In the Olympic Village, several days before he was to compete, he dreamed he won the gold medal. He said he felt relieved, then reminded himself that he spent his entire life dreaming about going to the Olympic Games.

“Yet here I am wishing it away,” he said. “I had to stop wishing this was over and enjoy the moment.”

He breezed through qualifying, jumping 7–6, the same height he had cleared to win bronze four years before. In the final, he was as precise as a Swiss timing device. He cleared six bars on first attempts: 7–2½, 7–4½, 7–6, 7–7¾, 7–8¾, 7–9¾.

No one else could match that. He missed once at what would have been an Olympic record of 7–10½, then stopped. Winning gold was “probably one of the most powerful emotions I’ve ever felt,” Drouin said.

“He focuses on what he’s going to do, and he goes through the process,” Huntoon said. “That’s why he looks like he does. Some may call it boring, but it was awfully damn exciting tonight.”

Prime Minister Justin Trudeau congratulated him on Twitter. Radio stations in Canada were “buzzing with his performance,” according to Matheiu Gentes of Athletics Canada. His countrymen gathered around TVs to watch. Drouin subsequently held a news conference at Rio’s Main Press Center.

Only two other men had ever won high jump gold with zero misses en route: Russia’s Andrey Silnov in 2008 and West Germany’s Dietmar Mogenburg in 1984.

Drouin became the second Canadian to win gold in the high jump, after Duncan McNaughton at Los Angeles in 1932, and first in a field event since then. Drouin was Canada’s first gold medalist in individual track or field since 100-meter winner Donovan Bailey in 1996.

Considering his injured back, Drouin’s comeback was reminiscent of several others in Olympic lore:

· In 1964, Al Oerter endured a chronic cervical disc injury, then tore cartilage in his lower ribs while practicing in Tokyo less than a week before discus qualifying. In the final, he set an Olympic record of 200–1 to win the third of his four gold medals.

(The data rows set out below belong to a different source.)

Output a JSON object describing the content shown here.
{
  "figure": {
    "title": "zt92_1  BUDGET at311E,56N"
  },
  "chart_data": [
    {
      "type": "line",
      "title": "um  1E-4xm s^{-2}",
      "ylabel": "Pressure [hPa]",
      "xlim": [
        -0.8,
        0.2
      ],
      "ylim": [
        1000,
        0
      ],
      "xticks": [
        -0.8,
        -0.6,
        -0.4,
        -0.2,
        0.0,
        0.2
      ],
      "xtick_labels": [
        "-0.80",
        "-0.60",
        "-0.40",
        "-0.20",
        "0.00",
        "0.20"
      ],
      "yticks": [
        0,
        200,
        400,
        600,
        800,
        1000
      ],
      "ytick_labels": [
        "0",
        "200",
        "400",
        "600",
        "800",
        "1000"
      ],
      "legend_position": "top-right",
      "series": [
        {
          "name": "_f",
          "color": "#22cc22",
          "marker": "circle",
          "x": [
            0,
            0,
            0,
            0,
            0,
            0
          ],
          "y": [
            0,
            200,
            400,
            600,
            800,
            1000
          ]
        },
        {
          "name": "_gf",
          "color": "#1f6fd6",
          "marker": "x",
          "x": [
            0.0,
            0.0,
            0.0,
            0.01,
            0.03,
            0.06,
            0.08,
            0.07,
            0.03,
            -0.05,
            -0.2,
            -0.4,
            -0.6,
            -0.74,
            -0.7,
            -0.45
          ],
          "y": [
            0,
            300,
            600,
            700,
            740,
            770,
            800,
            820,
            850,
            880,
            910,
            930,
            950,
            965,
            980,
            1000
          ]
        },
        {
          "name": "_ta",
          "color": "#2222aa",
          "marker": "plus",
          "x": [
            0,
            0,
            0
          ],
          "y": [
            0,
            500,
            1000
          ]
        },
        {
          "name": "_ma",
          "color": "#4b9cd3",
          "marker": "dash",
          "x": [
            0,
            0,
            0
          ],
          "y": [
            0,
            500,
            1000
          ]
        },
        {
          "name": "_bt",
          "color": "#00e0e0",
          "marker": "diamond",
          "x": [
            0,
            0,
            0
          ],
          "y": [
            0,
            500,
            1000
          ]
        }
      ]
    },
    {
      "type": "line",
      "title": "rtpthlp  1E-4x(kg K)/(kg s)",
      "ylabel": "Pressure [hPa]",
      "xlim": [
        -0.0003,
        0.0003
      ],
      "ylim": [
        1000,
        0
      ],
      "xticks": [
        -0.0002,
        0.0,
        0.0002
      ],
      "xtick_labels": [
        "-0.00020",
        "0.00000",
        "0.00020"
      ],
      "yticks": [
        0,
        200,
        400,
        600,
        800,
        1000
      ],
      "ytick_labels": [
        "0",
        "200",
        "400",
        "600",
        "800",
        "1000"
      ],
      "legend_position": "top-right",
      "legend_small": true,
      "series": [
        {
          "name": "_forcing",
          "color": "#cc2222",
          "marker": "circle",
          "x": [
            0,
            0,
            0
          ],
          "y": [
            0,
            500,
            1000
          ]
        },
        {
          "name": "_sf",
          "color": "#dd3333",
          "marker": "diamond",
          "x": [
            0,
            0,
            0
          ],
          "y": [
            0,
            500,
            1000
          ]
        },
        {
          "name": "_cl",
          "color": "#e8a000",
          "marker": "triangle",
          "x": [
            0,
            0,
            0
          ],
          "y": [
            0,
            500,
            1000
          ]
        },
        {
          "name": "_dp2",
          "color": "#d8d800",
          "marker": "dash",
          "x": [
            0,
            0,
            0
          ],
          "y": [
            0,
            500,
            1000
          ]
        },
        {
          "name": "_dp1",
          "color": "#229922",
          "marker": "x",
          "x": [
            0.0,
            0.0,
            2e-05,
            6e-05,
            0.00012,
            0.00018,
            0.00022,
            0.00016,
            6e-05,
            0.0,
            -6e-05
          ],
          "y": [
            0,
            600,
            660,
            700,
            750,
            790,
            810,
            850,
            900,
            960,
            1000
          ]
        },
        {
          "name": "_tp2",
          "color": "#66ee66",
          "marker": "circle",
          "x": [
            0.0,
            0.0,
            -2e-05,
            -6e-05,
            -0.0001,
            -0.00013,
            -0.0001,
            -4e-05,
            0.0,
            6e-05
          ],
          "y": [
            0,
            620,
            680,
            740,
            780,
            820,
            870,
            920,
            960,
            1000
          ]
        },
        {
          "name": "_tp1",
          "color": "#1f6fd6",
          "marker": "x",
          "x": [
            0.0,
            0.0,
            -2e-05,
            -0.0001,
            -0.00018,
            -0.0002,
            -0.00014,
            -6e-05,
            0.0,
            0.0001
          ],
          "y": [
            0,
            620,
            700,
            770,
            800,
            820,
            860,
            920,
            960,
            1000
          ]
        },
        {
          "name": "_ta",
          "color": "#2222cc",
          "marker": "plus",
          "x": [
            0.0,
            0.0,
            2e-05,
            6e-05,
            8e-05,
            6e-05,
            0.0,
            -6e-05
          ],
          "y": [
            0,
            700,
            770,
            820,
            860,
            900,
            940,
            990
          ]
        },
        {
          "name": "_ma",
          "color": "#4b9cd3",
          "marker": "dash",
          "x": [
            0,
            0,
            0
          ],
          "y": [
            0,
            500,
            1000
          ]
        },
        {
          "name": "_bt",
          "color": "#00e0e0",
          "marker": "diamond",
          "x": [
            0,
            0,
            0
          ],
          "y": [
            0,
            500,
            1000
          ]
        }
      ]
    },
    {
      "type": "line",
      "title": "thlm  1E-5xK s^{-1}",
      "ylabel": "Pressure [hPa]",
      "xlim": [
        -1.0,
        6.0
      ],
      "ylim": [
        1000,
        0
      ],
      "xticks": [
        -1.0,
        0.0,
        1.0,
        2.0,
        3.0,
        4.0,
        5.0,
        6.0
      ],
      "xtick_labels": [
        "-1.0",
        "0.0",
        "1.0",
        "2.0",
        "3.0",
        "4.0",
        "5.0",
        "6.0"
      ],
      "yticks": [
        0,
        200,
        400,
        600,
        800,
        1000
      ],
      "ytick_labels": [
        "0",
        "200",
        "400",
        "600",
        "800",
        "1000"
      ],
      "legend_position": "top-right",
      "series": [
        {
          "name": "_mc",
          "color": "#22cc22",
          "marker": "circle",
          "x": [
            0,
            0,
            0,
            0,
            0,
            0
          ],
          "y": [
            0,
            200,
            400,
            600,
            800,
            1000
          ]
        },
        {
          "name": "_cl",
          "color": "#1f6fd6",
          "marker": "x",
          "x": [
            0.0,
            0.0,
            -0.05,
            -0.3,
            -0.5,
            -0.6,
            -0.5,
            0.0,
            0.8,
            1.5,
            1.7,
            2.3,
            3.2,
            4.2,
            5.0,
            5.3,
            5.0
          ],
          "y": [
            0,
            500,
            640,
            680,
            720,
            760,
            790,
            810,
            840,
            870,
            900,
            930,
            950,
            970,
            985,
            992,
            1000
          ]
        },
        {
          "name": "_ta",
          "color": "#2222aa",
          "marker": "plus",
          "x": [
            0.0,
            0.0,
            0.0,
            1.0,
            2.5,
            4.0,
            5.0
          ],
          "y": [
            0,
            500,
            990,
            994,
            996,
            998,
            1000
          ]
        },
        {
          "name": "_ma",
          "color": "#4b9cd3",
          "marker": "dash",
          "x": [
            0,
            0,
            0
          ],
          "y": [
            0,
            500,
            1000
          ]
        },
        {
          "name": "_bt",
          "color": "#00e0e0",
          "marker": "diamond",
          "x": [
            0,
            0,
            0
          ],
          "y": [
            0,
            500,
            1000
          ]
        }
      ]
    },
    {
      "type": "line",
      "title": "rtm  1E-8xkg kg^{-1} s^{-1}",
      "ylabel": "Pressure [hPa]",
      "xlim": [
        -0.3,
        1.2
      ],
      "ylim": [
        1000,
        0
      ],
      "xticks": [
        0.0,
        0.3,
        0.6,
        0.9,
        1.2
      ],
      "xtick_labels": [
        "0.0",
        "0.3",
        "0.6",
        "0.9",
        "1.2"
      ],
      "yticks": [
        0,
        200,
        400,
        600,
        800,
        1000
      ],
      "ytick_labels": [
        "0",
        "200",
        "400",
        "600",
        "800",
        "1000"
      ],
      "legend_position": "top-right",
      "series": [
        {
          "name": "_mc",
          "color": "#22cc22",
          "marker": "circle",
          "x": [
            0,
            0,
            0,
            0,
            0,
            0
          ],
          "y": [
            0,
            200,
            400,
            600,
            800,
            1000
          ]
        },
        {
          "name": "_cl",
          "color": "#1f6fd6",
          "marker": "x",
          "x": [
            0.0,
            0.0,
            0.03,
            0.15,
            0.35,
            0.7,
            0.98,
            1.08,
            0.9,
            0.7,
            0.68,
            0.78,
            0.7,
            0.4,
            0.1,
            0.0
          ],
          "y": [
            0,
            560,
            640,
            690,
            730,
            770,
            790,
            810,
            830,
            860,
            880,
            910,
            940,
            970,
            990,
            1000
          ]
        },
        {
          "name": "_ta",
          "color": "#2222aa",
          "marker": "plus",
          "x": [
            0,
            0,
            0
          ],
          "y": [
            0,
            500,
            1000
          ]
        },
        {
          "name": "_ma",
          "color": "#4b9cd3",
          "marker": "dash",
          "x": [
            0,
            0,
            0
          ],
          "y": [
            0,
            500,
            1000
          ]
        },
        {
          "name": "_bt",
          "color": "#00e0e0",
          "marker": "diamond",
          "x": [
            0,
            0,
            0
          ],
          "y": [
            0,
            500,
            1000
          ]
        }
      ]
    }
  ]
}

· In 1968, Tommie Smith pulled an adductor in his groin in the 200-meter semifinals. Two hours later, he won the gold medal and set a world record of 19.83 seconds. That prefaced the demonstration by himself and John Carlos during the medal ceremony.

· In 1984, Joan Benoit underwent arthroscopic surgery on her knee seventeen days before the US marathon trials. She won, then became the first women’s marathon gold medalist.

Drouin always trained as if he were competing in the decathlon. Contrary to the if-it’s-not-broke-don’t-fix-it maxim, he broke down his technique to fix it. His approach to the bar became faster, creating high risk for high jumps.

In April 2017, he jumped 7–5¾—a world record for a decathlon—en route to a score of 7,150 points. He also owns the high jump record, 7–6½, for an indoor heptathlon. An Achilles injury knocked him out of the 2017 World Championships, and he missed the 2018 and 2019 seasons because of a spinal injury causing pain in his neck.

If he could return to form, he would have a chance to be the second three-time high jump medalist ever. The only one is Sweden’s Patrik Sjoberg, who won silvers in 1984 and 1992 and bronze in 1988.